Ego é uma coisa complicada.

Eu preferiria enfrentar mil dementadores a admitir que errei com você. É duro pra mim te ver online e me morder toda pra te chamar e permanecer imóvel. Não quero ser a primeira a… Você sabe, parecer fraca.

Desde o dia em que você saiu e bateu a porta eu penso em te ligar, dizer que sinto muito e que seria maravilhoso ter você de volta, dividindo os lençóis, colheres, sentir cheirinho de creme de castanha que você sempre passava antes de se deitar. Sabe, amor, se é que posso te chamar assim, a cama parece um abismo solitário, eu aperto e esmago o travesseiro, sinto falta de algo pra me acolher, por mais cobertas que coloque, é sempre inverno, faz sempre frio.

Eu penso em te fazer uma declaração, dessas que rolam no cinema, mas visto que você não é ator e nem segue roteiro é capaz de simplesmente ignorar a minha ação. Mas só penso, sabe… Nunca vai rolar.

Ah, também já pensei em te escrever uma carta, dessas que narrasse nossos melhores momentos juntos, nossas peculiaridades e detalhes só nossos pra ver se assim te despertava paixão de novo.

Novamente, só pensei.
Ando pensando muito!

Sentada na varanda olhando as folhas do ipê pra lá e pra cá… Por que brigamos?
Prioridades! Alguém tinha que ceder?

Será que meu coração tá preparado pra ouvir o seu possível não? E será que terei a audácia, coragem pra te procurar?

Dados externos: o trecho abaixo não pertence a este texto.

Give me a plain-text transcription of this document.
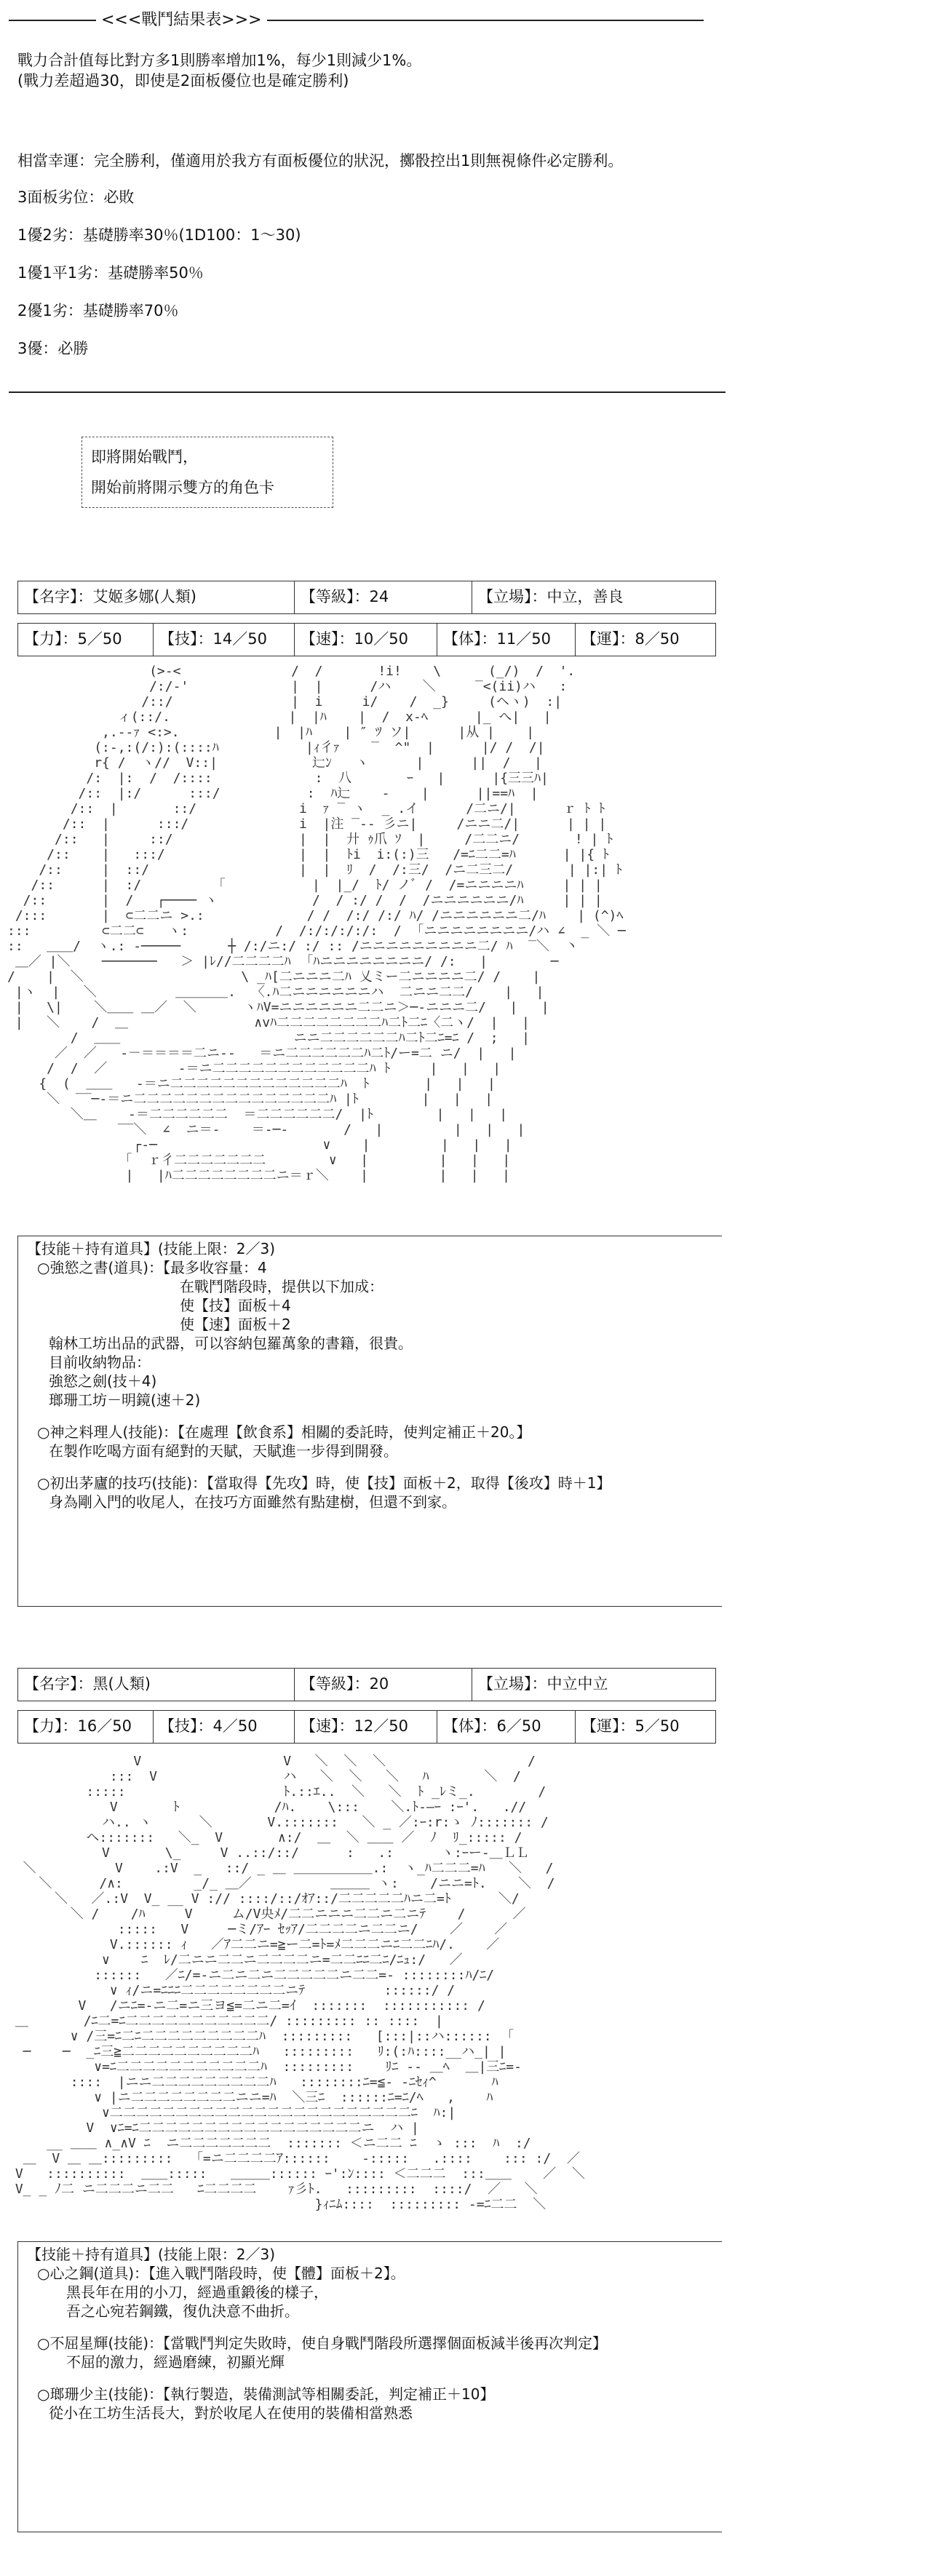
<<<戰鬥結果表>>>
戰力合計值每比對方多1則勝率增加1%，每少1則減少1%。
(戰力差超過30，即使是2面板優位也是確定勝利)
相當幸運：完全勝利，僅適用於我方有面板優位的狀況，擲骰控出1則無視條件必定勝利。
3面板劣位：必敗
1優2劣：基礎勝率30％(1D100：1～30)
1優1平1劣：基礎勝率50％
2優1劣：基礎勝率70％
3優：必勝
即將開始戰鬥，
開始前將開示雙方的角色卡
【名字】：艾姬多娜(人類)	【等級】：24	【立場】：中立，善良
【力】：5／50	【技】：14／50	【速】：10／50	【体】：11／50	【運】：8／50
(>-<              /  /       !i!    \      (_/)  /  '.
/:/-'             |  |      /ハ    ＼     ‾<(ii)ハ   :
/::/               |  i     i/    /  _}     (ヘヽ)  :|
ィ(::/.               |  |ﾊ    |  /  x‐ﾍ      |_ へ|   |
,.-‐ｧ <:>.            |  |ﾊ    | ″ ﾂ ソ|      |从 |    |
(:-,:(/:):(::::ﾊ           |ｨ彳ｧ    ‾  ^"  |      |/ /  /|
r{ /  ヽ//  V::|            辷ﾝ   ヽ      |      ||  /   |
/:  |:  /  /::::             :  八       ｰ   |      |{三三ﾊ|
/::  |:/      :::/           :  ﾊ辷    ‐    |      ||==ﾊ  |
/::  |       ::/             i  ｧ ‾ ヽ  _ .イ      /二ニ/|      ｒ ﾄ ﾄ
/::  |      :::/              i  |注 ‾‐‐ 彡ニ|     /ニニ二/|      | | |
/::   |     ::/                |  |  廾 ｩ爪 ｿ  |     /二二ニ/       ! | ﾄ
/::    |   :::/                 |  |  ﾄi  i:(:)三   /=ﾆ二二=ﾊ      | |{ ﾄ
/::     |  ::/                   |  |  ﾘ  /  /:三/  /ニ二三二/       | |:| ﾄ
/::      |  :/         「           |  |_/  ﾄ/ ノﾞ /  /=ニニニニﾊ     | | |
/::       |  /   ┌──── ヽ            /  / :/ /  /  /ニニニニニニ/ﾊ     | | |
/:::       |  ⊂二二ニ >.:             / /  /:/ /:/ ﾊ/ /ニニニニニニ二/ﾊ    | (^)ﾍ
:::         ⊂二二⊂   ヽ:           /  /:/:/:/:/:  /  ｢ニニニニニニニニ/ハ ∠  _ ＼ ─
::   ＿＿/  ヽ.: ‐─────      ┼ /:/ニ:/ :/ :: /ニニニニニニニニニ二/ ﾊ  ‾＼  丶
＿／ |＼    ───────   ＞ |ﾚ//二二二二ﾊ  ｢ﾊニニニニニニニニ/ /:   |        ─
/    |  ＼                    \ _ﾊ[二ニニニ二ﾊ 乂ミー二ニニニニ二/ /    |
|ヽ  |   ＼          ＿＿＿＿.  〈.ﾊ二ニニニニニニハ  二ニニ二二/    |   |
|   \|    ＼＿＿ ＿／  ＼      ヽﾊV=ニニニニニニ二二ニ＞─‐ニニニ二/   |   |
|   ＼    /  ＿                ∧vﾊ二二二二二二二二ﾊ二ﾄ二ﾆ〈二ヽ/  |   |
/  ＿＿                      ニニ二二二二二二ﾊ二ﾄ二ﾆ=ﾆ /  ;   |
／  ／   ‐－＝＝＝＝二ニ‐‐   ＝ニ二二二二二二ﾊ二ﾄ/ー=二 ニ/  |   |
/  /  ／         ‐＝ニ二二二二二二二二二二二二ﾊ ﾄ     |   |   |
{  (  ＿＿   ‐＝ニ二二二二二二二二二二二二二ﾊ  ﾄ       |   |   |
＼  ‾‾─‐＝ニ二二二二二二二二二二二二二二二ﾊ |ﾄ        |   |   |
＼＿    ‐＝二二二二二二  ＝二二二二二二/  |ﾄ        |   |   |
‾‾＼  ∠  ニ＝‐    ＝‐─‐       /   |         |   |   |
┌‐─                     ∨    |         |   |   |
｢  ｒ彳二二二二二二二        ∨   |         |   |   |
|   |ﾊ二二二二二二二二ニ＝ｒ＼    |         |   |   |

【技能＋持有道具】(技能上限：2／3)

○強慾之書(道具)：【最多收容量：4

在戰鬥階段時，提供以下加成：

使【技】面板＋4

使【速】面板＋2

翰林工坊出品的武器，可以容納包羅萬象的書籍，很貴。

目前收納物品：

強慾之劍(技＋4)

瑯珊工坊－明鏡(速＋2)

○神之料理人(技能)：【在處理【飲食系】相關的委託時，使判定補正＋20。】

在製作吃喝方面有絕對的天賦，天賦進一步得到開發。

○初出茅廬的技巧(技能)：【當取得【先攻】時，使【技】面板＋2，取得【後攻】時＋1】

身為剛入門的收尾人，在技巧方面雖然有點建樹，但還不到家。

【名字】：黑(人類)	【等級】：20	【立場】：中立中立
【力】：16／50	【技】：4／50	【速】：12／50	【体】：6／50	【運】：5／50
V                  V   ＼  ＼  ＼                  /
:::  V                ハ   ＼  ＼   ＼   ﾊ       ＼  /
:::::                    ﾄ.::ｴ..  ＼   ＼  ﾄ _ﾚミ_.        /
V       ﾄ            /ﾊ.    \:::    ＼.ﾄ-―ｰ :ｰ'.   .//
ハ.. ヽ      ＼       V.:::::::   ＼ _ ／:ｰ:r:ゝ ﾉ::::::: /
ヘ:::::::   ＼_  V       ∧:/  ＿  ＼ ＿＿ ／  ﾉ  ﾘ_::::: /
V       \_     V ..::/::/      :   .:      ヽ:ｰー-＿ＬＬ
＼          V    .:V  _   ::/ _ ＿ ＿＿＿＿＿＿.:  ヽ_ﾊ二二二=ﾊ   ＼   /
＼      /∧:         _/_ ＿／          ＿＿＿ ヽ:    /ニニ=ﾄ.    ＼  /
＼   ／.:V  V_ __ V :// ::::/::/ｵｱ::/二二二二二ﾊニ二=ﾄ      ＼/
＼ /    /ﾊ     V     ム/V央ﾒ/二二ニニニ二二ニ二ニﾃ    /      ／
:::::   V     ─ミ/ｱｰ ｾｯｱ/二二二二ニ二二ニ/    ／    ／
V.:::::: ｨ   ／ｱ二二ニ=≧ー二=ﾄ=ﾒ二二二ニﾆ二二ﾆﾊ/.    ／
∨    ﾆ  ﾚ/二ニニ二二ニ二二二二ニ=二二ﾆﾆ二ﾆ/ﾆｭ:/   ／
::::::   ／ﾆ/=-ニ二ニ二ニ二二二二二ニ二二=- ::::::::ﾊ/ﾆ/
∨ ｨ/ニ=ﾆﾆﾆ二二二二二二二二ニﾃ          ::::::/ /
V   /ニﾆ=‐ニ二=ニ三ヨ≦=二ニ二=ｲ  :::::::  ::::::::::: /
＿       /ﾆ二=ﾆ二二二二二二二二二二二/ ::::::::: :: ::::  |
∨ /三=ﾆ二ﾆ二二二二二二二二二ﾊ  :::::::::   [:::|::ハ::::::  ｢
─    ─  _ﾆ三≧二二二二二二二二二二ﾊ   :::::::::   ﾘ:(:ﾊ::::__ハ_| |
∨=ﾆ二二二二二二二二二二二ﾊ  :::::::::    ﾘﾆ ‐‐ ＿ﾍ  ＿|三ﾆ=-
::::  |ニニ二二二二二二二二二ﾊ   ::::::::ﾆ=≦‐ ‐ﾆｾｨ^       ﾊ
∨ |ニ二二二二二二二二ニニ=ﾊ  ＼三ﾆ  ::::::ﾆ=ﾆ/ﾍ   ,    ﾊ
∨二二二二二二二二二二二二二二二二二二二二二二二ﾆ  ﾊ:|
V  ∨ﾆ=ﾆ二二二二二二二二二二二二二二二二二ニ  ハ |
__ ＿＿ ∧_∧V ﾆ  ニ二二二二二二二  ::::::: ＜ニ二二 ﾆ  ゝ :::  ﾊ  :/
＿  V ＿ ＿:::::::::   ｢=ニ二二二二ｱ::::::    ‐:::::   .::::    ::: :/  ／
V   ::::::::::  ＿＿:::::   ＿＿＿:::::: ｰ':ﾝ:::: ＜二二二  :::＿＿    ／  ＼
V_ _ ﾉ二 ニ二二二ニ二二   ﾆ二二二二    ｧ彡ﾄ.   :::::::::  ::::/  ／   ＼
}ｨﾆﾑ::::  ::::::::: ‐=ﾆ二二  ＼

【技能＋持有道具】(技能上限：2／3)

○心之鋼(道具)：【進入戰鬥階段時，使【體】面板＋2】。

黑長年在用的小刀，經過重鍛後的樣子，

吾之心宛若鋼鐵，復仇決意不曲折。

○不屈星輝(技能)：【當戰鬥判定失敗時，使自身戰鬥階段所選擇個面板減半後再次判定】

不屈的激力，經過磨練，初顯光輝

○瑯珊少主(技能)：【執行製造，裝備測試等相關委託，判定補正＋10】

從小在工坊生活長大，對於收尾人在使用的裝備相當熟悉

O medo que sinto da sua rejeição é quase infantil…

Eu nunca vou amadurecer.

Não sei o que se passa na sua cabeça, a gente não se fala desde o dia em que as paredes se estremeceram com a batida da porta. Mas é crucial a falta que sinto, o silêncio estoura meus tímpanos, não tenho medo de parecer uma adolescente dizendo isso. Saudade é coisa de qualquer idade e erros todos vamos cometer. Se desculpar por eles é somente para os que aguentam a carga psíquica da resposta.

Querido, amor, paixão…
Eu não sei se aguento a carga, mas aguentar a falta tá me consumindo!

Eu vou me despir pra você agora.
Sim. Mas não de roupas e adereços. Mas de conceitos!

Tô esvaziando meu ego, engolindo o meu medo e vindo te dizer que tô morrendo de vontade de te ter de volta! Sinto falta da maneira como você enrolava meu cabelo nos dedos enquanto eu repousava a cabeça sobre seu peito, sinto falta das suas mensagens preocupadas, das visitas surpresas que me fazia na manhã de domingo, de quando você encaixava seu corpo todo e passava os braços sobre a minha cintura, me sentia mais protegida que qualquer outra criatura no mundo. Sinto falta do sexo, do ápice, do gozo.

E mais que saudade das coisas que você fazia, sinto saudade de como você era e como isso refletia em mim.

O brilho questionador da sua pupila, seu olhar terrivelmente vagabundo e malandro. Seu jeito cuidadoso e sensível. A maneira como sua voz ecoava no meu ouvido quando você me acordava em plena madrugada querendo fazer amor.

“Nunca te desejei tanto na vida.”
Soava como a nona sinfonia.

O jeito como seu cabelo balançava quando você colocava Radio GaGa e dublava a voz do Freddie…
Amor, paixão, vida tô aqui, nua na sua porta, despida de ego e medo só pra saber se a gente volta. Se você me veste de amor de novo.